Make sure that your answer categories are clear and match the questions being asked. As team members make changes to survey questions, its easy to overlook the subsequent changes required in the answer categories.

A clean, clear survey not only makes the experience better for the respondent—which makes them more likely to take another survey from you—but provides better data by reducing ambiguity.

Fielding

While there’s no perfect day to send out invitations, Tuesday – Thursday mornings work a little better for B2B surveys.

Send out a reminder 1 week after the initial invitation to customers that haven’t responded. Make sure you don’t send a reminder to customers that already completed the survey.
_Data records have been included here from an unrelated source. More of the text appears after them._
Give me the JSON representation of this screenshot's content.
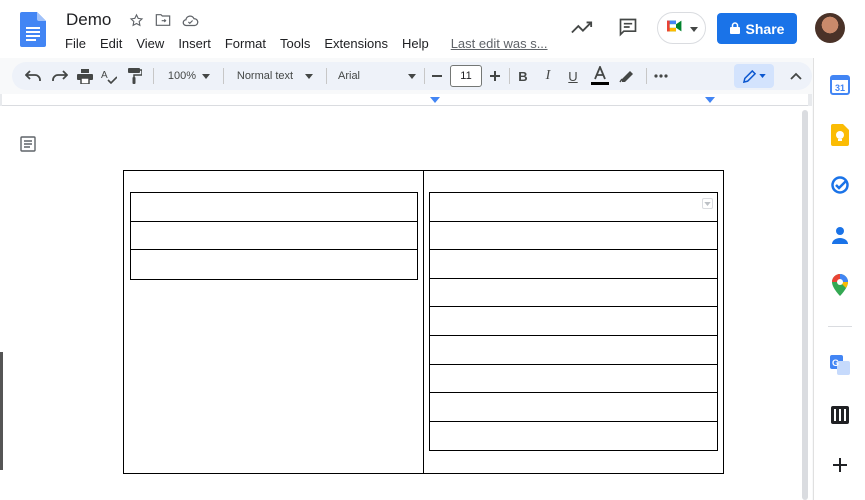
{
  "doc": {
    "title": "Demo"
  },
  "menu": {
    "items": [
      "File",
      "Edit",
      "View",
      "Insert",
      "Format",
      "Tools",
      "Extensions",
      "Help"
    ],
    "last_edit": "Last edit was s..."
  },
  "share": {
    "label": "Share"
  },
  "toolbar": {
    "zoom": "100%",
    "style": "Normal text",
    "font": "Arial",
    "size": "11"
  },
  "colors": {
    "share_bg": "#1a73e8",
    "toolbar_bg": "#eef2f9",
    "ruler_marker": "#4285f4"
  },
  "tables": {
    "outer_columns": 2,
    "left_inner_rows": 3,
    "right_inner_rows": 9
  },
  "side_panel": {
    "icons": [
      "calendar-icon",
      "keep-icon",
      "tasks-icon",
      "contacts-icon",
      "maps-icon",
      "translate-icon",
      "piano-icon",
      "add-icon"
    ]
  }
}
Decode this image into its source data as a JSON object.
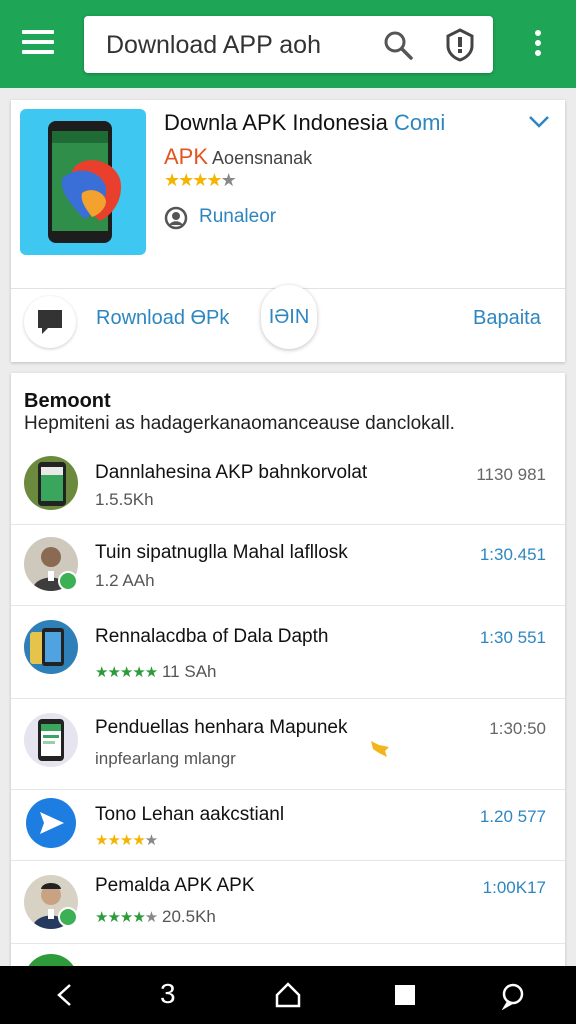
{
  "topbar": {
    "search_value": "Download APP aoh",
    "icons": [
      "menu-icon",
      "search-icon",
      "shield-icon",
      "more-vert-icon"
    ],
    "accent": "#1ea555"
  },
  "app": {
    "title": "Downla APK Indonesia",
    "title_suffix": "Comi",
    "apk_label": "APK",
    "developer": "Aoensnanak",
    "rating_stars": "★★★★★",
    "author": "Runaleor",
    "download_label": "Rownload ӨPk",
    "pill_label": "IƏIN",
    "right_link": "Bapaita"
  },
  "recommended": {
    "title": "Bemoont",
    "subtitle": "Hepmiteni as hadagerkanaomanceause danclokall.",
    "items": [
      {
        "title": "Dannlahesina AKP bahnkorvolat",
        "sub": "1.5.5Kh",
        "meta": "1130 981"
      },
      {
        "title": "Tuin sipatnuglla Mahal lafllosk",
        "sub": "1.2 AAh",
        "meta": "1:30.451"
      },
      {
        "title": "Rennalacdba of Dala Dapth",
        "stars": "★★★★★",
        "sub": "11 SAh",
        "meta": "1:30 551"
      },
      {
        "title": "Penduellas henhara Mapunek",
        "sub": "inpfearlang mlangr",
        "meta": "1:30:50"
      },
      {
        "title": "Tono Lehan aakcstianl",
        "stars": "★★★★",
        "sub": "",
        "meta": "1.20 577"
      },
      {
        "title": "Pemalda APK APK",
        "stars": "★★★★",
        "sub": "20.5Kh",
        "meta": "1:00K17"
      }
    ]
  },
  "navbar": {
    "icons": [
      "back-icon",
      "three-icon",
      "home-icon",
      "recents-icon",
      "assistant-icon"
    ],
    "three_label": "3"
  }
}
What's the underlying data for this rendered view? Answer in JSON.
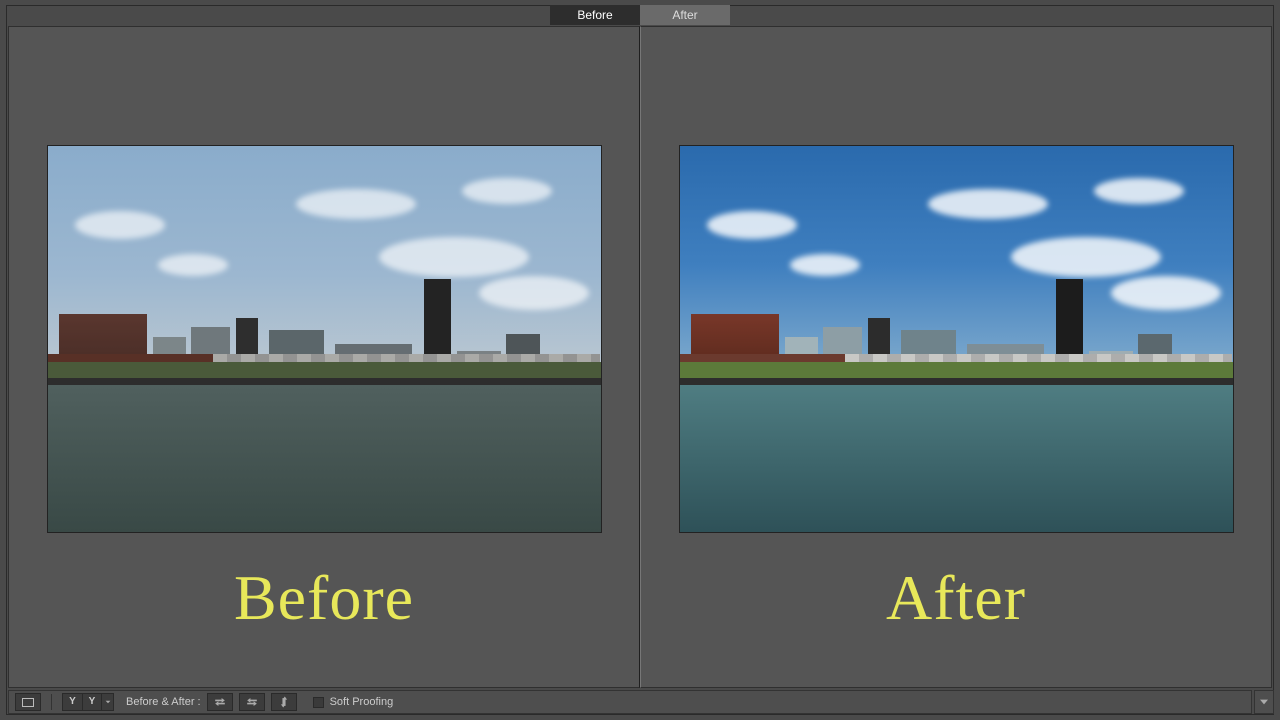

A 2nd email reminder two weeks after the initial invitation is OK, but we caution against any additional reminders. The additional gain in response is small, and doesn’t justify adding another message to the customer’s inbox.

Data Management

Once you have the data, compare the respondents to your customer database to see if any customer groups are over or under represented. If so, weight the data before sharing the results with a broader audience.

Look for any biases in the data. For example, are the responses to your surveys coming from the same group of customers. If so you may want to consider holding them out from future surveys.

Regardless of what you do, remember that all data sets require a degree of judgement on the interpretation and use of the results. Survey data is just one data point in any decision.

In the end…

In the end there are no silver bullet solutions to increase response rates to customers surveys, or to gather the best data possible. But there are many incremental actions you can take to get the most out of what you have when you have it.

These actions also acknowledge that a customer survey is a brand touch point. The entire survey experience (the number of invitations, the content of the invitation and the survey, how you use the data) shape perceptions of your product and brand.